I have been building app that relied on open ai whisper as well as speech to text. The problem is the response time is too slow. It can get up to 12 second before it respond back with a voice. How can chatgpt app respond so fast? It’s always under 2 second.
It’s using a newer model for sure, one we don’t yet have access to via API for this modality.
I don’t work at OpenAI but I can imagine what steps they took to speed up the process:
-Using TPUs instead of GPUs
-Starting the transcription before the user has finished talking
-Starting the text-to-speech as the response gets streamed instead of waiting
-Lots of optimisations on the backend (probably some dark magic happening since they know exactly how their own models work)
EDIT: Assuming OP was talking about the current voice feature and not the new one that isn’t out yet. That one’s speed can probably be attributed to the fact that it’s just one multimodal AI instead of three separate ones.

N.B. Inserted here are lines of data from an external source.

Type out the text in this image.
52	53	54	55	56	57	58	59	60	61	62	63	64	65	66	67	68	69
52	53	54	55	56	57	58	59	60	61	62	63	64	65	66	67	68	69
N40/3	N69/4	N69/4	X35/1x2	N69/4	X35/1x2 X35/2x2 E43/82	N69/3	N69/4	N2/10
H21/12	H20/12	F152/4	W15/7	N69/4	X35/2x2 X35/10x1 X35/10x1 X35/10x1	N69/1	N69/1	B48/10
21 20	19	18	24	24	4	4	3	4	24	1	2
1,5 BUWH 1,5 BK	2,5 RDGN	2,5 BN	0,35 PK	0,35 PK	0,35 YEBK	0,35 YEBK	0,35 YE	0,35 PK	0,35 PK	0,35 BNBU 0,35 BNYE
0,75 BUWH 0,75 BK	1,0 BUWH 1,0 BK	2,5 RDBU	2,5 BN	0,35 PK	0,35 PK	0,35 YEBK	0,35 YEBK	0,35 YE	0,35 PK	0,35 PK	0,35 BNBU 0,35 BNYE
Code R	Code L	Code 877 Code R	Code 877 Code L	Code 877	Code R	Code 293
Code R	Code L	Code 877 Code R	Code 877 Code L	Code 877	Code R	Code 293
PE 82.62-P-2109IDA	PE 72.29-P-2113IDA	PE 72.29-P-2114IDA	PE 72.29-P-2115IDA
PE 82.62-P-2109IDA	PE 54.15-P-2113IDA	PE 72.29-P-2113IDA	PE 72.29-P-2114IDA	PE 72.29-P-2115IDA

The techniques you can use are:
- receive streaming response from chat completions, and send a sentence at a time for transcription as they are being received.
- buffer the TTS and immediately start playing, with the assumption that audio rendering is faster than realtime.
The size of response you accumulate before sending it can grow the further ahead the buffer size gets.
The app is unlikely to be powered by gpt-4o voice yet.
Yes I’m talking about the current one not the recently demoed version. I did STT on the device and the best I can get is around 5 second and at the cost of iaccuracy. My bot isn’t talking that much so I don’t think streaming would make it faster. I have a feeling there is some optimisation like u said. Maybe they start the model as soon as possible and if the user keeps talking they would just drop the response. But if I were to implement this it would be very expensive.
My main reason to not to use whisper is actually that is not made for real time interaction (streaming). Right now (lets see in the near future with the voice input in GPT-o) you should check other STT services. For me the best one (having in mind reliability, languages,speed and cost) is Amazon Transcribe. I tried already lots of them. Actually, the answer from GPT-o is really fast. About last step TTS generation, I also tried everything available in the market, and my current choice is Google Cloud for TTS, is pretty fast, not expensive and kind of ok with the quality for my case. Right now I achieve a kind of natural feeling of conversation regarding timing.